Data Preprocessing and Feature Engineering are highly underrated steps in a machine learning pipeline. The importance of these steps is often overshadowed by the choice of the machine learning model used for training. However, the secret ingredient to enhancing the performance of a model lies in the quality of the data fed into it.
While often used interchangeably, Data Preprocessing and Feature Engineering serve distinct purposes. Data Preprocessing ensures data quality, while Feature Engineering enhances a model's predictive value.
Data Preprocessing
Data Preprocessing is tasked with tidying up the raw, messy dataset to make it suitable for feature engineering.
Key Tasks
Handling Missing Data: There are multiple ways to handle missing data, from simple imputation strategies to more advanced techniques. The approach chosen depends on the type and extent of missingness in your dataset.
Removing Duplicates and Outliers: Duplicate records can occur due to data entry errors or system glitches, leading to biased results. Outliers are data points that deviate significantly from the rest of the dataset. It is vital to analyse the cause of outliers before deciding to remove them — some carry valid information.
Scaling and Normalisation: These techniques standardise the range of numerical features so they are on a similar scale. Scaling adjusts the range of features to ensure they are comparable in magnitude. Normalisation (min-max scaling) rescales features to fit within a specific range, typically 0 to 1. Standardisation scales data with a mean of 0 and a standard deviation of 1.
Encoding Categorical Variables: Since most machine learning algorithms work with numerical data, categorical variables must be transformed into numerical representations.
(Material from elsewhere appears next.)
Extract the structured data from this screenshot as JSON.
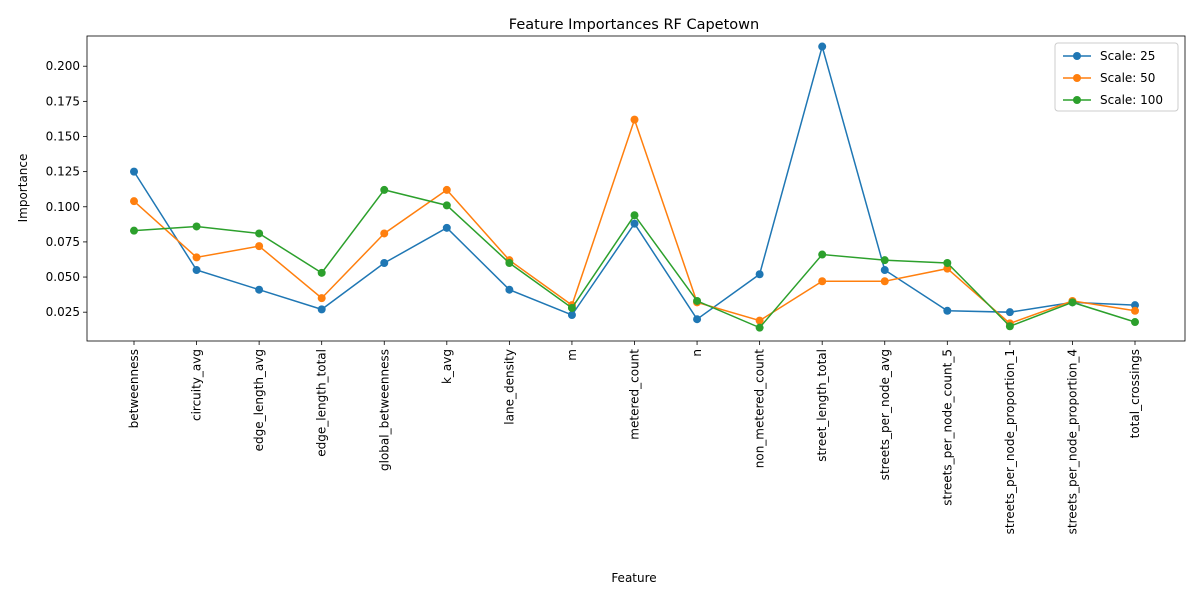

Nominal categories (no inherent order) benefit from one-hot encoding or dummy encoding. Ordinal categories (meaningful order) use label encoding or ordinal encoding.
Feature Engineering
Feature Engineering follows Data Preprocessing and creates new features or transforms existing ones to enhance the model's ability to detect patterns and make predictions.
Key Tasks
Feature Creation: Creating new features from existing ones in the dataset to capture additional relationships or underlying patterns. For example, extracting components like year, month, date, and day of the week from a date column.
Feature Transformation: Modifying existing features to make them more suitable for modelling. This step handles skewed data, outliers, or non-linear relationships through techniques like Logarithmic Transformation, Square Root Transformation, and Box-Cox Transformation.
Feature Extraction: Creating new features by transforming or combining existing ones into a lower-dimensional space while retaining most of the relevant information. Common techniques include Principal Component Analysis (PCA), Word Embeddings for text data, and Fourier transforms.
Feature Selection: Identifying and retaining only the most relevant features while removing irrelevant or redundant ones. This reduces noise, improves model efficiency, reduces overfitting, and speeds up training. Techniques can be classified as Wrapper, Filter, and Embedded Methods.
Conclusion
Data Preprocessing improves the quality of your dataset. As the saying goes, "Garbage in, garbage out." Feature Engineering focuses on improving model performance by providing more meaningful inputs. As Andrew Ng famously said, "Applied machine learning is feature engineering." Both steps are indispensable in building robust machine learning models — preprocessing ensures clean, consistent data, while feature engineering transforms that data into powerful inputs for your model.